4. Turn yourself into an example
When leaders improve their voice when communicating with their members, they act as a catalyst for the goal of “spreading”. Psychologists have long discovered that people tend to re-examine themselves before the images they see from the behavior of colleagues or respected people. An organization’s leader will convey this influence in the collective rules they teach their employees. Staff will reorganize their activities and goals based on the image their boss creates.
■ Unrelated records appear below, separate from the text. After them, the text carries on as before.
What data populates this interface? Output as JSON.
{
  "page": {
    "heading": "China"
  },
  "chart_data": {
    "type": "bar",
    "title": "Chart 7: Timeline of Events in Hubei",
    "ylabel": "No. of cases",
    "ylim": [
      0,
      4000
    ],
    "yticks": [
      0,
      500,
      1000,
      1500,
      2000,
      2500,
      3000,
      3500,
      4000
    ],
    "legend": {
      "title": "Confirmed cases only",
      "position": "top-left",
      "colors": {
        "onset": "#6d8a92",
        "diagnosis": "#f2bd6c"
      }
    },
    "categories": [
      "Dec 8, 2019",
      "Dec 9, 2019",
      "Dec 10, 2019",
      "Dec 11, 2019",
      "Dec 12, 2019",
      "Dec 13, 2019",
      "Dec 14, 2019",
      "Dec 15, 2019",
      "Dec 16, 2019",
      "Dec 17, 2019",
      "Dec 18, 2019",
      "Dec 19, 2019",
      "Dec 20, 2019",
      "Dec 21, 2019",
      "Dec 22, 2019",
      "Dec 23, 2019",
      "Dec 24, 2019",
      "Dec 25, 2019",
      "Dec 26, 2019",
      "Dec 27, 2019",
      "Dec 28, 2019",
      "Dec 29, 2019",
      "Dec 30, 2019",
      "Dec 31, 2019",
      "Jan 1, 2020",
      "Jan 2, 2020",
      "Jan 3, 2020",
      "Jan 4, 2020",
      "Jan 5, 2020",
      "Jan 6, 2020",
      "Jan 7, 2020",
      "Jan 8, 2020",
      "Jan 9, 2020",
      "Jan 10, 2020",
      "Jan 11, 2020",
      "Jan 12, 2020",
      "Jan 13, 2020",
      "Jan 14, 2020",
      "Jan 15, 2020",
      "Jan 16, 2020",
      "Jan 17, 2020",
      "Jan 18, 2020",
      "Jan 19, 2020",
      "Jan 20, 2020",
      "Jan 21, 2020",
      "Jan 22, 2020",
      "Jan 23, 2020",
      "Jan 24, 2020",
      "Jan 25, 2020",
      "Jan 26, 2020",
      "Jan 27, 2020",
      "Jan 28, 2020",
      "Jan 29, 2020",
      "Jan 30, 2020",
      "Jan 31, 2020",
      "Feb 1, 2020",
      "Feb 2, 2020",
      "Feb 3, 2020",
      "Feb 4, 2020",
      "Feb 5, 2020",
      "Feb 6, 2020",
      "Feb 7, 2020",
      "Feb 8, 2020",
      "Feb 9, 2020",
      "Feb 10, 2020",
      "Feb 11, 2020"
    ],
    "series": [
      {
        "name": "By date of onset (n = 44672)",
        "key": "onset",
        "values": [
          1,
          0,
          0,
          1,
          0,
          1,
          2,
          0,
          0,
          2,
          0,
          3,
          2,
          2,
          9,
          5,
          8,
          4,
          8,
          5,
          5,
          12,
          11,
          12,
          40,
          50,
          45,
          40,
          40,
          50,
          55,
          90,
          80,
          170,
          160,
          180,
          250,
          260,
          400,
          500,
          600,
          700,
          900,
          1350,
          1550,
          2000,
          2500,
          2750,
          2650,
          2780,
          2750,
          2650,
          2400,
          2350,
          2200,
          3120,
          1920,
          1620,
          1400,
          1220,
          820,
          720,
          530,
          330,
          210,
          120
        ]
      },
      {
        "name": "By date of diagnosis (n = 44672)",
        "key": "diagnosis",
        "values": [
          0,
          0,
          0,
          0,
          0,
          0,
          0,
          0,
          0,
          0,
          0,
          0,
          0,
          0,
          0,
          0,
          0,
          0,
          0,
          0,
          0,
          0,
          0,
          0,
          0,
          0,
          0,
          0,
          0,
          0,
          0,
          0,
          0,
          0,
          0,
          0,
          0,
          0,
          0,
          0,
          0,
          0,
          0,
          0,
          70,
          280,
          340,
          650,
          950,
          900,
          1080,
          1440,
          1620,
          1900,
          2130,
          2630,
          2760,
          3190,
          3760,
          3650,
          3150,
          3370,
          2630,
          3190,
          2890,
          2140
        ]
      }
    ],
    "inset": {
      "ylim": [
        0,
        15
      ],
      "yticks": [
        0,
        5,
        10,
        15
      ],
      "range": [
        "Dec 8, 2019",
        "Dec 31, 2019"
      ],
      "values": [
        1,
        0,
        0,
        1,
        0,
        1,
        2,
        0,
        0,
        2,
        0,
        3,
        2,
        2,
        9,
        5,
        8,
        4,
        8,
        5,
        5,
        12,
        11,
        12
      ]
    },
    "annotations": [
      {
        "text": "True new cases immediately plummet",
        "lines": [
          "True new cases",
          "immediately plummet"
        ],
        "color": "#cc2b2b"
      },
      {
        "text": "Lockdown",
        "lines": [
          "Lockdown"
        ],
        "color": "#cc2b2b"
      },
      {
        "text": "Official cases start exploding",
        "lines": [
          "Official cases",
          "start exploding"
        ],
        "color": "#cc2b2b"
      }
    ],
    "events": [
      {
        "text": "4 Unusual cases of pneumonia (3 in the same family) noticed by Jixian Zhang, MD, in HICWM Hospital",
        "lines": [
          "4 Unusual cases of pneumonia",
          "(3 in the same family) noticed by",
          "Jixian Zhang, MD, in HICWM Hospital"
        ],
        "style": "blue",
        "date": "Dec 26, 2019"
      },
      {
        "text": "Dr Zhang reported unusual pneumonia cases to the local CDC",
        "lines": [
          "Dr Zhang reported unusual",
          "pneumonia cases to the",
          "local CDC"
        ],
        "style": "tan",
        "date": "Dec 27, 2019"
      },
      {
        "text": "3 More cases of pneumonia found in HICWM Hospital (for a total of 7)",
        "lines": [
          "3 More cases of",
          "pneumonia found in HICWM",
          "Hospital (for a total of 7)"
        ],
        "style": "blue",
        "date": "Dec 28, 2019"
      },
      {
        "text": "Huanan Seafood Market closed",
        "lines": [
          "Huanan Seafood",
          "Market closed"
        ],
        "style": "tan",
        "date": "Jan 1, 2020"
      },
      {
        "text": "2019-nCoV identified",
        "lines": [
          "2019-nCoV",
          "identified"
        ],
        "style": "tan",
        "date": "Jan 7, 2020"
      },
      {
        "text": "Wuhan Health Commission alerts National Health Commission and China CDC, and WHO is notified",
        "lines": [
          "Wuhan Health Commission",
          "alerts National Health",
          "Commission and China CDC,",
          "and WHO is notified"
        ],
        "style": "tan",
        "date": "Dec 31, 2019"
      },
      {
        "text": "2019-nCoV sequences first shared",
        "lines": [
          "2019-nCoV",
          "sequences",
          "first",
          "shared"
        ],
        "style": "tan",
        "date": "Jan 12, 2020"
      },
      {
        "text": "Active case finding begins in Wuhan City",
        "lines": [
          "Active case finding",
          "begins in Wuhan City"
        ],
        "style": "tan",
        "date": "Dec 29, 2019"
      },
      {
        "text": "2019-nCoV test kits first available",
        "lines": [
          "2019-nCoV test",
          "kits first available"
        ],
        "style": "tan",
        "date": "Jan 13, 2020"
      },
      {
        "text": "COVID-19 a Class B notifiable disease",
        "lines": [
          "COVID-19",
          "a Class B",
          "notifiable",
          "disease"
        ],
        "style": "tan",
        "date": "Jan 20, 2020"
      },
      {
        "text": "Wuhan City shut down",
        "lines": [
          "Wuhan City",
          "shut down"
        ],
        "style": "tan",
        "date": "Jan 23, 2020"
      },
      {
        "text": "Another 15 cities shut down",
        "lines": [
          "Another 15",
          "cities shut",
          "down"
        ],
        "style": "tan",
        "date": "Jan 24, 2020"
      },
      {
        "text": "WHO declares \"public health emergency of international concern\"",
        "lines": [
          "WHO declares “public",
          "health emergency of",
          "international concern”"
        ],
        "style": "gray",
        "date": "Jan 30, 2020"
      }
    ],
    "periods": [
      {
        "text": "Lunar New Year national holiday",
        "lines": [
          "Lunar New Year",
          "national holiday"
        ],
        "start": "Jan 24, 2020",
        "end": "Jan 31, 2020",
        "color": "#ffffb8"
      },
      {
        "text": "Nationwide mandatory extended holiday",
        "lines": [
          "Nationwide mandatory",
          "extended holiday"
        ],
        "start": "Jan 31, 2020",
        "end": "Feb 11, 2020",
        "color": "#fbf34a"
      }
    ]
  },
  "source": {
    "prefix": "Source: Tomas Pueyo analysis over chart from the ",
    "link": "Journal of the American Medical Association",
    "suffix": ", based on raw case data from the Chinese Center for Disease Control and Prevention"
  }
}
When the voice becomes the priority of the leaders, with appropriate habits and systems, it can become a non-heroic act for people to speak up and strip before the leaders. Leaders must turn all these tools into a habit and they themselves need to speak out when they see things that they feel are wrong and troublesome.
After all, the organization will benefit more if they create a working environment that people are proactive, engaged in, and more inspirational. In general, this will be a progressive relationship, both for organizations and people working here. With millions of people annually affected by non-transparent decisions, indecent behavior or mistakes from others, the fact that employees can speak up is not only a nice-to-have feature but a must-have in every business.